Last Lectures

The Man Who Knows Everything

By Randall S. Barton

Students, professors, and alumni all agree: Prof. David Sacks [history 1986–2015] commands his field with a grasp that verges on the superhuman. Over the decades, he earned the reputation at Reed as “the professor who knows everything.”

Prof. Sacks earned his PhD at Harvard, where he studied under the eminent historian Wallace T. MacCaffrey ’42, who was a profound influence. Since receiving his PhD in 1977, he has written more than 25 scholarly articles, published an edition of Thomas More’s Utopia, and authored The Widening Gate: Bristol and the Atlantic Economy, 1450–1700, considered a foundational text in the field of Atlantic history, of which he is a pioneer. “He was one of the first scholars to recognize that English history was always about much more than England,” says Brian Cowan ’92, one of Sacks’ thesis students who is now a professor at McGill University.

Over the years, Sacks taught courses on a dazzling range of topics that crossed geographical, chronological, and thematic boundaries. His courses were among the most intellectually rigorous in an intellectually rigorous college, with notorious reading loads. Several alumni have described him as one of the most challenging professors they have ever encountered. “There was almost no higher praise as a history major at Reed than to elicit a half smile from David by correctly identifying the central idea he was obliquely leading you towards,” says Scott Foreman-Murray ’06. “That smile, perhaps accompanied by a few small nods, was especially well earned if you could meaningfully answer one of his favorite questions, ‘So what?’”

“Never before in my academic life,” recalls Joshua Newton ’06, “had I undergone the kind of intellectual calisthenics that I did in David’s Atlantic World seminar.”

Sacks’ range of knowledge is legendary. “He could tell you that the year Spinoza’s Tractatus Theologico-Politicus was published was the same year that Sabbatai Zevi, the Jewish pseudo-messiah, apostatized to Islam and devastated thousands of Jews throughout the Early Modern world,” says Andrew Berns ’02, now a visiting fellow at Harvard. “He could tell you about Thomas More’s legal career and early education; styles of Latin poetry in the Quattrocento; the price of wool in England and Spain in the sixteenth century; shipping routes between Aragonese possessions in the Mediterranean and northern European ports; excise taxes on mead and malmsey in London; the approximate number of ships the Ottoman fleet lost in the Battle of Lepanto; Rabelais’s method of learning Greek; the economic background to the Dutch Revolt; radical thinkers in Spinoza’s time you never heard of, who may have anticipated some of his political ideas; Milton’s divorce tracts and the economic influences on their composition; classical scholarship in Oxford and Cambridge; Lorenzo Valla’s rhetorical strategies in proving that the Donation of Constantine was a forgery; and so on, ad infinitum.”

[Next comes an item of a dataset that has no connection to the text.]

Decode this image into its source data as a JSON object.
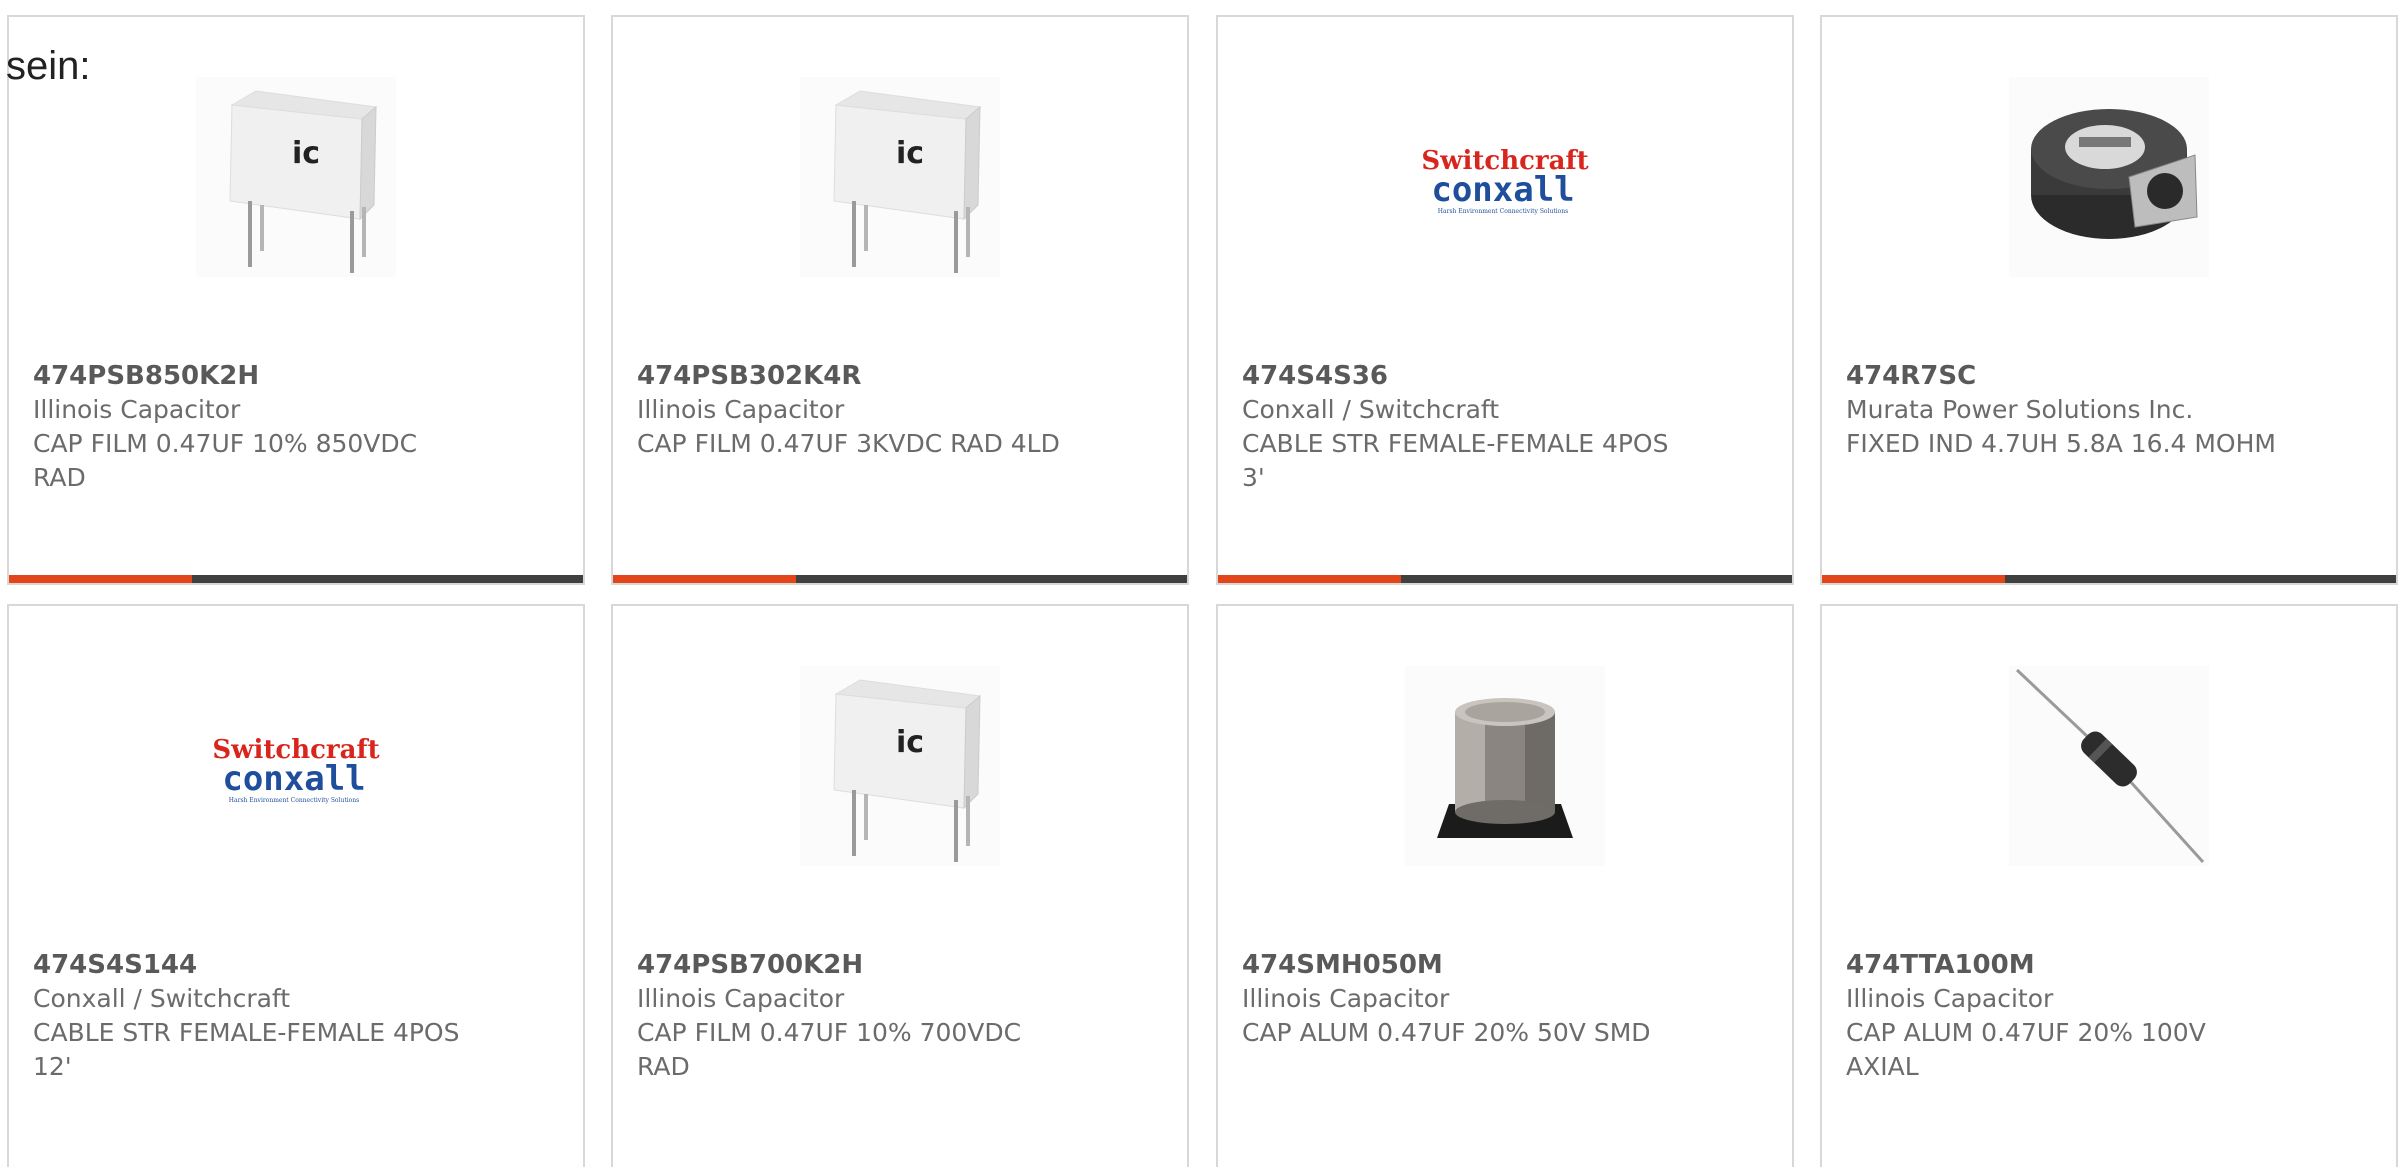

Sacks earned many accolades during his career, including a fellowship from the John Simon Guggenheim Memorial Foundation and the American Council of Learned Societies, three NEH Fellowships, a Woodrow Wilson International Center for Scholars fellowship, fellowships to the John Carter Brown and Folger Shakespeare Libraries, and visiting research fellowships to the United Kingdom. In addition to these awards and honors, he sat on the editorial boards of Journal of British Studies and Journal of the History of Ideas, was elected a Life Member of Clare Hall at Cambridge University, has served as a visiting professor at Yale, and is Fellow of the Royal Historical Society.